The International Organization for Standardization (ISO) decided in February 2007, upon a Norwegian proposal, to establish a new technical committee, ISO/TC 234 Fisheries and Aquaculture. The secretariat of the new technical committee was allocated to Standards Norway, Norway’s national body in ISO. Standards Norway will also nominate the chair of the new committee.
The scope of the new committee is to develop standards in the field of fisheries and aquaculture. This includes terminology, technical specifications for aquaculture farms and equipment, characterisation and monitoring of aquaculture sites, environmental monitoring, resource monitoring, data reporting, traceability and waste disposal.
Driving the future
The new committee provides private and governmental stakeholders with a unique opportunity to participate in the international development of fisheries and aquaculture. Implementation of international standards is recognised as one of the best measures to remove technical barriers to trade. It is also expected that the use of international standards will contribute to a more sustainable development of the sector.

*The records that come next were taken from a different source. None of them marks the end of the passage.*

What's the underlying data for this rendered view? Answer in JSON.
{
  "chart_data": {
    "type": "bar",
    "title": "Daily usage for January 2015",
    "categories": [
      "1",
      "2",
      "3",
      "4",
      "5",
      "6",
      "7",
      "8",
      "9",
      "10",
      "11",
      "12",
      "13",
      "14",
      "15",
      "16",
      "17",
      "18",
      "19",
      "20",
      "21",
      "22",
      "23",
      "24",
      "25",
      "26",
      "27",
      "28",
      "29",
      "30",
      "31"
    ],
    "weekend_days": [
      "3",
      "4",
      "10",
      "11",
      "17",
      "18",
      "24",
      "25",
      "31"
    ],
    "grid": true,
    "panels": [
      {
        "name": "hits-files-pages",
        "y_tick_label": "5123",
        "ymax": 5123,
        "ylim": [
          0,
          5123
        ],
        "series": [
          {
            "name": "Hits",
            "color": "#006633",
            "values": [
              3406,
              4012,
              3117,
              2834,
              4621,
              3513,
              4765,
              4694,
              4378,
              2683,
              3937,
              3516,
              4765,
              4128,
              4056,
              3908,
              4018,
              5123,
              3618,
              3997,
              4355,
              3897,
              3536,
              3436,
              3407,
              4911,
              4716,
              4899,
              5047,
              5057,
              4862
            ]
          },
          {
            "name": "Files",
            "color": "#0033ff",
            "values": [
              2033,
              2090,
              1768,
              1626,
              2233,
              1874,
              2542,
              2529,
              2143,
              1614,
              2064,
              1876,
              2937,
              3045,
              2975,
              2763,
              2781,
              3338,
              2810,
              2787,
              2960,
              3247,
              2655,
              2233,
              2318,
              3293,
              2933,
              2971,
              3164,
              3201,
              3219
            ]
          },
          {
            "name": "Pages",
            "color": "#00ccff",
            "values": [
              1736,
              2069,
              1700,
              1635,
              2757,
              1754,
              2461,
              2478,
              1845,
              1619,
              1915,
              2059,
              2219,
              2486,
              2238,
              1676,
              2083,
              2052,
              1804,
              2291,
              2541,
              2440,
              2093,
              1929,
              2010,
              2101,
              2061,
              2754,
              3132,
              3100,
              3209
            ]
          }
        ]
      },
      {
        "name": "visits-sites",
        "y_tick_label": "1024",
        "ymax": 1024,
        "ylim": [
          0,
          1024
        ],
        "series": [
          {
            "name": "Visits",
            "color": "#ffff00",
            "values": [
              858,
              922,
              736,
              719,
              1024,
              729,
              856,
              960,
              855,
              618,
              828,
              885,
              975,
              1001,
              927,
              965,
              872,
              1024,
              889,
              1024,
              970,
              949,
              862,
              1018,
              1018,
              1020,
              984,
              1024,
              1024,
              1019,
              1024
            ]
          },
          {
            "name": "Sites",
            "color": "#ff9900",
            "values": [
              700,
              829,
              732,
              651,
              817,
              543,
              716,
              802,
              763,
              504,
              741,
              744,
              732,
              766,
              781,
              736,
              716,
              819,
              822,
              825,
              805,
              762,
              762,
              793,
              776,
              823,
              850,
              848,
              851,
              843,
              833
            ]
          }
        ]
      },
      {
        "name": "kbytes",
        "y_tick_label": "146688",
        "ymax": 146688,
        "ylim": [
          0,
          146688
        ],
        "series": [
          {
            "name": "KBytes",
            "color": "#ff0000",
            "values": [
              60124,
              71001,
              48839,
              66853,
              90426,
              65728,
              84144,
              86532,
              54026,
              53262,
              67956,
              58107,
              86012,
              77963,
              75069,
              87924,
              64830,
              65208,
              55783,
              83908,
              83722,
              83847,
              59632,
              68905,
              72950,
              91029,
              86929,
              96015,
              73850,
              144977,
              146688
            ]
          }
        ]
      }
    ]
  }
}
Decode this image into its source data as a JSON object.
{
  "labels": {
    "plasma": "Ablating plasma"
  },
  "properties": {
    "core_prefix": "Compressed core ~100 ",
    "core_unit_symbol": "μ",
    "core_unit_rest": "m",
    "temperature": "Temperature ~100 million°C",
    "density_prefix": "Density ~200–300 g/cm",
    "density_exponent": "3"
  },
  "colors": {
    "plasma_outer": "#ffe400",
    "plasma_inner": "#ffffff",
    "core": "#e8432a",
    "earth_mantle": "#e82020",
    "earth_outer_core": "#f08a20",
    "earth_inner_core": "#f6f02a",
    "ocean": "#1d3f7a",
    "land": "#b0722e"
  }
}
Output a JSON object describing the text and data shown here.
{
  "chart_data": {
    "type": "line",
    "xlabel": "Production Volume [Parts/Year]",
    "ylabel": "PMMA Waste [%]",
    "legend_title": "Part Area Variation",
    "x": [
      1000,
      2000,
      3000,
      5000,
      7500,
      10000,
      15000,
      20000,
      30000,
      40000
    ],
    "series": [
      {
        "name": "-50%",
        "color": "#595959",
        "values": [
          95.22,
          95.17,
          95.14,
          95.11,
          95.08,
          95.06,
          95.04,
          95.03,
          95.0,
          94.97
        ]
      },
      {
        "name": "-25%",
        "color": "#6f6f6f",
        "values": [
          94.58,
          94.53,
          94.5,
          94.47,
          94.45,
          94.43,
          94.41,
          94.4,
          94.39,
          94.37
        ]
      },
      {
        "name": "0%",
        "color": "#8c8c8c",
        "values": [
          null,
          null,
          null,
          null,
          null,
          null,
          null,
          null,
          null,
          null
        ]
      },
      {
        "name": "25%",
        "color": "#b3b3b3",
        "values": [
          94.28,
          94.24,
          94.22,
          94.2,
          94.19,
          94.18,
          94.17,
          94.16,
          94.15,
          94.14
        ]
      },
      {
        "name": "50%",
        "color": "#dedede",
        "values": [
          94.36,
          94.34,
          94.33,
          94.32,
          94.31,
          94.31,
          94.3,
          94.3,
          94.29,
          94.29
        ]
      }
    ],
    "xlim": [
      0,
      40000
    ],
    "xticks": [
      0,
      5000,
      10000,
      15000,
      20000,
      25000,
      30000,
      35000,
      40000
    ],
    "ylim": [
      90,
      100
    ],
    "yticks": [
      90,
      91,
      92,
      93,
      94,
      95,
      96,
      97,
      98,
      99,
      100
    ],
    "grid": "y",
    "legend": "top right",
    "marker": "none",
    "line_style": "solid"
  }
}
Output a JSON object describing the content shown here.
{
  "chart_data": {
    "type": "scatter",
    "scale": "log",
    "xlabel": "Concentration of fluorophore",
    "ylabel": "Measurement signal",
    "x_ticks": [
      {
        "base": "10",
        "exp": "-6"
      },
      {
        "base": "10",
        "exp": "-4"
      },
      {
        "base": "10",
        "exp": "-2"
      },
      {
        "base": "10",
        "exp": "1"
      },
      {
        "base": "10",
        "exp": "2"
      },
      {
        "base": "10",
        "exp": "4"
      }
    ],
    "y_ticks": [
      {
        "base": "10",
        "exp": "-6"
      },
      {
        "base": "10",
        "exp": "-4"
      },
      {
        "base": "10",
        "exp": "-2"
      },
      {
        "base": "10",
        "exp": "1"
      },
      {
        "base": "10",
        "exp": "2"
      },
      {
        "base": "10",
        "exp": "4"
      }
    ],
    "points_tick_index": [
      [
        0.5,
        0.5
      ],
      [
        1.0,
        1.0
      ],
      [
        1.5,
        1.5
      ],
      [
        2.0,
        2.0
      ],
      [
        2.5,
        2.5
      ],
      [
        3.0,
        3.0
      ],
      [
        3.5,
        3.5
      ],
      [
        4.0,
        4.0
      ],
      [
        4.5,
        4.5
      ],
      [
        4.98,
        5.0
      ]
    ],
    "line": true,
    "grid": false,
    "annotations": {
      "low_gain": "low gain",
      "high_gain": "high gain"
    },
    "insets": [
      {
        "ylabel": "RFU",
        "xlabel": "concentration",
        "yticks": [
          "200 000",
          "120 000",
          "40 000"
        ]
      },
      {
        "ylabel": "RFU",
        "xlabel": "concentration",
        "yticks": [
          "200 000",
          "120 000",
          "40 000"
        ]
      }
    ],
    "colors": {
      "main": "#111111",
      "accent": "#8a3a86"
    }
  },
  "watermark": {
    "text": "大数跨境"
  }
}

Who is making the standards?
All national member bodies of ISO have a right to participate in ISO/TC 234, either as a participating or as an observing member. Other organisations may be approved as liaison organisations to take part in the work.
The development of the specific standards is carried out by working groups consisting of technical experts nominated by a participating ISO member body or by liaison organisations. Non-governmental organisations and other private stakeholders should contact their national member bodies of ISO to check on their participation in ISO/TC 234. Cooperation with their national member body is the recommended strategy for stakeholders to influence the work of the technical committee, and getting nominated as experts to the working groups.
National standards as drafts for international standards
Standards Norway has developed several standards for fisheries and aquaculture, including a standard for environmental monitoring of marine fish farms, and a standard describing the requirements for design, dimensioning, production, installation and operation of marine fish farms. These standards will be suggested as drafts for international standards. Other nations may have their own standards and they have equal rights to suggest these as drafts for international standards.
Objectives of ISO/TC 234
ISO/TC 234 will develop standards to
• enable a sustainable development of the fisheries and aquaculture sectors
• improve the international surveillance and management of marine resources
• provide exact specifications for technical equipment so it fits local conditions and farmed species
• provide the sectors with tools to ensure environmental compatibility
• improve the health and welfare of aquacultured species
• enable traceability of technical equipment with respect to production, trade and use
• enable traceability of seafood from ”fjord to fork”
• provide the producers with tools for efficient registration, exchange and use of production data
• ensure international agreement on methods for sampling and analyses
• improve the safety for employees
• ensure a precise multilingual terminology.
There is ongoing international cooperation on fisheries and aquaculture within The International Council for the Exploration of the Sea ICES, the World Organisation for Animal Health OIE, and under the United Nations (World Health Organisation WHO, Codex Alimentarius Commission CAC, and Food and Agriculture Organization of the United Nations). The work in ISO/TC 234 shall be complementary to this.
Standards Norway facts
Standards Norway is a private member organisation with approximately 70 employees. The core activity is to develop standards based on market needs. Standards Norway has the copyright on publishing Norwegian Standards. One of the main tasks is to represent Norway in European and international standardisation (CEN and ISO). The organisation is a non-profit organisation, in the sense that all income will be returned to standardisation work.
ISO is the world’s leading developer of International Standards. ISO is a member organisation with one national member per country, and has approximately 150 member bodies from around the world. ISO standards specify the requirements for state-of-the-art products, services, processes, materials and systems, and for good conformity assessment, managerial and organisational practice. ISO standards are designed to be implemented worldwide.